Старший из мужчин хлопнул в ладоши, и в зал вошла девушка, подобная гурии[57]. Трудно описать ее красоту, добрые люди. Как спелые финики торчали ее молодые груди. Шла она нагишом, покачиваясь, прямо вся извивалась. Клянусь аллахом, мне это не показалось! Ее живот — словно у пас в Шайгийи цветущий сад, тяжелые бедра так к себе и манят. Она схватила меня за халат и сказала: «Иди же, тебе говорят». Потом легла на пол. Ну, думаю, теперь мне не будет спасения! Тут она закричала: «Несчастный, заклинаю тебя аллахом, что стоишь ты, охваченный страхом? Иди же сюда, не жмись. Если проявишь старание, сбудутся все желания».

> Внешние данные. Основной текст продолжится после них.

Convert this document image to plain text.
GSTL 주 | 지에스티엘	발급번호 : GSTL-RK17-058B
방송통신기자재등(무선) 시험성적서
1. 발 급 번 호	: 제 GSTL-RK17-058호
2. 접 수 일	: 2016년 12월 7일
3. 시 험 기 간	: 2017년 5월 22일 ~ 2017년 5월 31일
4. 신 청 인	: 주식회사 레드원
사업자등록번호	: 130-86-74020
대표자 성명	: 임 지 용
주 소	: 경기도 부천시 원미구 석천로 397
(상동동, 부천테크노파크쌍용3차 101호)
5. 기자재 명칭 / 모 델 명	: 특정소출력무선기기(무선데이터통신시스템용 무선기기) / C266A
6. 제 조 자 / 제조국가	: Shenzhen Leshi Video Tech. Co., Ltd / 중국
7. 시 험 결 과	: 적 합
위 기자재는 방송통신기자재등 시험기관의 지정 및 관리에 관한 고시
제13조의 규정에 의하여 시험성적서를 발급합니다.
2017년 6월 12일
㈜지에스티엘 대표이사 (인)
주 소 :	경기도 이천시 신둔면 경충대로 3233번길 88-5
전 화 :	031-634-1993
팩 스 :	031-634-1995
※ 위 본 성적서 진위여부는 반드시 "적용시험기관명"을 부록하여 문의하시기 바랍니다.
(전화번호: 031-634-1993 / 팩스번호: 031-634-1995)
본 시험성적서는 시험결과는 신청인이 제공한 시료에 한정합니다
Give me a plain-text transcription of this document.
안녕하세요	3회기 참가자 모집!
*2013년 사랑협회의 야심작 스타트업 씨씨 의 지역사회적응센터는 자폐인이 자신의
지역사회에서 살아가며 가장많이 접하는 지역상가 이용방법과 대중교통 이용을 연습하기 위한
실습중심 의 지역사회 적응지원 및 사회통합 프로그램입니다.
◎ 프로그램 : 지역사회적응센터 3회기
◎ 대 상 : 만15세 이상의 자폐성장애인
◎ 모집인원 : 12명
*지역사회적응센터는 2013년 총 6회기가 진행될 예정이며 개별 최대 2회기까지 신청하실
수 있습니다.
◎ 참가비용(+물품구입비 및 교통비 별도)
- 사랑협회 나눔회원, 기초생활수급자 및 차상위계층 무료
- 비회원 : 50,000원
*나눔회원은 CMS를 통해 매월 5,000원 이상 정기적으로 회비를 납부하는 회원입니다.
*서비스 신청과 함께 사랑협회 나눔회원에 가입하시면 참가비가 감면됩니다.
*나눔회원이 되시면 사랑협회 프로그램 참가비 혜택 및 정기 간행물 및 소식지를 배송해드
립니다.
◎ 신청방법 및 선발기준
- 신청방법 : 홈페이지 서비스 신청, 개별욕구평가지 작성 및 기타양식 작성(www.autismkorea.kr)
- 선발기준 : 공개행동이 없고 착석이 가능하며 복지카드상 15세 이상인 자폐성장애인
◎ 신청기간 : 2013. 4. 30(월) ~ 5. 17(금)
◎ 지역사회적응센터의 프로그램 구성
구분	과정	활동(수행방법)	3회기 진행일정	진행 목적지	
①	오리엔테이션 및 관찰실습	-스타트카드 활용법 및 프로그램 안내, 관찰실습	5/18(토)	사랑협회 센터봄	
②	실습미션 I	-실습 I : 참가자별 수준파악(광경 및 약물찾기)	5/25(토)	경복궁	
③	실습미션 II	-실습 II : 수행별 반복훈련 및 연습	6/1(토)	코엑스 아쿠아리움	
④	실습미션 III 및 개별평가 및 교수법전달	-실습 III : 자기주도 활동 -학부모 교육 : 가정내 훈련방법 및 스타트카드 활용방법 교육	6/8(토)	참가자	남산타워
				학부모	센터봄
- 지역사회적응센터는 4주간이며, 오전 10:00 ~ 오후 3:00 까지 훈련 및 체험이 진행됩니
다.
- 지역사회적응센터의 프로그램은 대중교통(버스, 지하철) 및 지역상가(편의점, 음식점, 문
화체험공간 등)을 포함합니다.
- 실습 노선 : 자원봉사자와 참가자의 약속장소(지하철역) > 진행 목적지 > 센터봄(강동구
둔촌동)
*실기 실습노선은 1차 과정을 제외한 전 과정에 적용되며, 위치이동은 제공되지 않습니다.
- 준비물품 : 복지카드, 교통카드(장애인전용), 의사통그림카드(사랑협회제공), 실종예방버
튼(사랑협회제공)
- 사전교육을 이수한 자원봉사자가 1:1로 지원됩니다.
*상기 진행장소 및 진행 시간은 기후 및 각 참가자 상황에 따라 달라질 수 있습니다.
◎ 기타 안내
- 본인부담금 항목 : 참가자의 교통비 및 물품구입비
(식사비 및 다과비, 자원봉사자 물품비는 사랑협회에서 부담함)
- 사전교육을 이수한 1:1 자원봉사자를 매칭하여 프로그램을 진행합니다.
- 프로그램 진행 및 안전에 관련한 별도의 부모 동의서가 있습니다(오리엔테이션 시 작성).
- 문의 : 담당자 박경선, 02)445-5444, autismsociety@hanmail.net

Ах, братья! Упаси вас от таких соблазнов. Я собственными глазами увидел, где путь спасения и где путь гибели. Не помоги мне господь, я бы впал во все шестьдесят грехов. Я мысленно воззвал к спасителю о помощи против проклятого шайтана и молча воздел вверх руки, как советовал мне шейх Аль-Хунейн. Молодой мужчина встал, сердито топнул ногой и закричал на девушку. Она тотчас пошла своей дорогой. Старший засмеялся и сказал: «Не сердись, Марьюд. Это наследник, он просит по праву и справедливости. Отдай ему дар, и пусть он уходит с миром». Отрок дал мне мешочек. Я взял его и вышел, как и вошел, молча, не попрощавшись, и очутился возле мечети. Стою, дрожу от холода и плачу, как верблюдица по потерянному верблюжонку. Заря уже начала заниматься. Я, не открыв мешочек и не посмотрев, что в нем, положил его возле михраба[58]. Потом я поднялся на минарет, продолжая обливаться слезами. Сам не знаю от чего, от печали или от радости. Стал я, братья, призывать на молитву. А голос вроде бы и не мой. Такой грустный-грустный голос. Воззвал я к домам, воззвал к каналам и деревьям. Воззвал к пустыне и могилам, к живущим и отошедшим, к поверженным и отчаявшимся, к честным праведникам и пьяницам, к христианам и мусульманам. Я стою и повторяю: «Аллах велик! Аллах велик!», а сам плачу и не знаю, что оплакиваю: то, что получил, или то, что потерял.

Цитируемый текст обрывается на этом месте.